Au début des années 1950, le Maroc vivait sous le protectorat français, instauré en 1912. Bien que ce régime colonial se soit appuyé sur une administration modernisatrice, il avait engendré de nombreuses inégalités sociales, marginalisé les populations rurales et réprimé toute forme de revendication politique !

Casablanca, en tant que centre économique du pays, symbolisait, à elle seule, toutes ces disparités.

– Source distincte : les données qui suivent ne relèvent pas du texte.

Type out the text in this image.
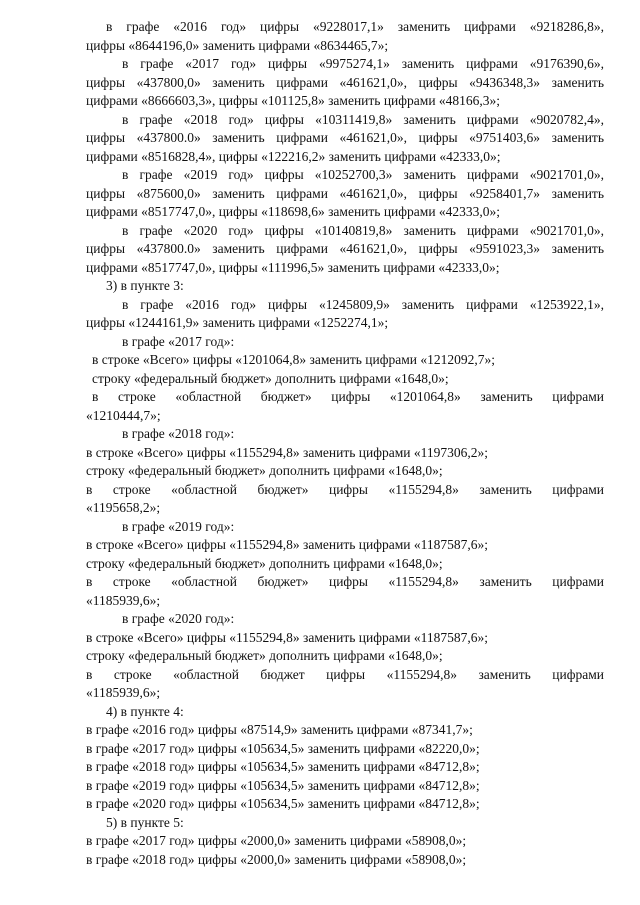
в графе «2016 год» цифры «9228017,1» заменить цифрами «9218286,8»,
цифры «8644196,0» заменить цифрами «8634465,7»;
в графе «2017 год» цифры «9975274,1» заменить цифрами «9176390,6»,
цифры «437800,0» заменить цифрами «461621,0», цифры «9436348,3» заменить
цифрами «8666603,3», цифры «101125,8» заменить цифрами «48166,3»;
в графе «2018 год» цифры «10311419,8» заменить цифрами «9020782,4»,
цифры «437800.0» заменить цифрами «461621,0», цифры «9751403,6» заменить
цифрами «8516828,4», цифры «122216,2» заменить цифрами «42333,0»;
в графе «2019 год» цифры «10252700,3» заменить цифрами «9021701,0»,
цифры «875600,0» заменить цифрами «461621,0», цифры «9258401,7» заменить
цифрами «8517747,0», цифры «118698,6» заменить цифрами «42333,0»;
в графе «2020 год» цифры «10140819,8» заменить цифрами «9021701,0»,
цифры «437800.0» заменить цифрами «461621,0», цифры «9591023,3» заменить
цифрами «8517747,0», цифры «111996,5» заменить цифрами «42333,0»;
3) в пункте 3:
в графе «2016 год» цифры «1245809,9» заменить цифрами «1253922,1»,
цифры «1244161,9» заменить цифрами «1252274,1»;
в графе «2017 год»:
в строке «Всего» цифры «1201064,8» заменить цифрами «1212092,7»;
строку «федеральный бюджет» дополнить цифрами «1648,0»;
в строке «областной бюджет» цифры «1201064,8» заменить цифрами
«1210444,7»;
в графе «2018 год»:
в строке «Всего» цифры «1155294,8» заменить цифрами «1197306,2»;
строку «федеральный бюджет» дополнить цифрами «1648,0»;
в строке «областной бюджет» цифры «1155294,8» заменить цифрами
«1195658,2»;
в графе «2019 год»:
в строке «Всего» цифры «1155294,8» заменить цифрами «1187587,6»;
строку «федеральный бюджет» дополнить цифрами «1648,0»;
в строке «областной бюджет» цифры «1155294,8» заменить цифрами
«1185939,6»;
в графе «2020 год»:
в строке «Всего» цифры «1155294,8» заменить цифрами «1187587,6»;
строку «федеральный бюджет» дополнить цифрами «1648,0»;
в строке «областной бюджет цифры «1155294,8» заменить цифрами
«1185939,6»;
4) в пункте 4:
в графе «2016 год» цифры «87514,9» заменить цифрами «87341,7»;
в графе «2017 год» цифры «105634,5» заменить цифрами «82220,0»;
в графе «2018 год» цифры «105634,5» заменить цифрами «84712,8»;
в графе «2019 год» цифры «105634,5» заменить цифрами «84712,8»;
в графе «2020 год» цифры «105634,5» заменить цифрами «84712,8»;
5) в пункте 5:
в графе «2017 год» цифры «2000,0» заменить цифрами «58908,0»;
в графе «2018 год» цифры «2000,0» заменить цифрами «58908,0»;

Les Carrières Centrales, pour ceux qui ne le connaissent pas, est un quartier ouvrier situé en périphérie de la ville. A l’époque, il accueillait une population majoritairement marocaine, vivant dans des conditions précaires. Ce quartier était le repère des ouvriers travaillant dans les industries et chantiers de Casablanca, souvent exploités et privés des droits les plus fondamentaux. C’est dans ce contexte que l’influence des syndicats et mouvements nationalistes, tels que le parti de l’Istiqlal, s’y était considérablement développée.

Farhat Hached, secrétaire général de l’Union générale tunisienne du travail (UGTT) et figure emblématique des luttes indépendantistes en Tunisie, était perçu comme un allié naturel par les militants marocains. Son assassinat, le 5 décembre 1952, par des membres de la Ligue anticommuniste, un groupe paramilitaire proche des colons, fut un choc pour l’ensemble du Maghreb.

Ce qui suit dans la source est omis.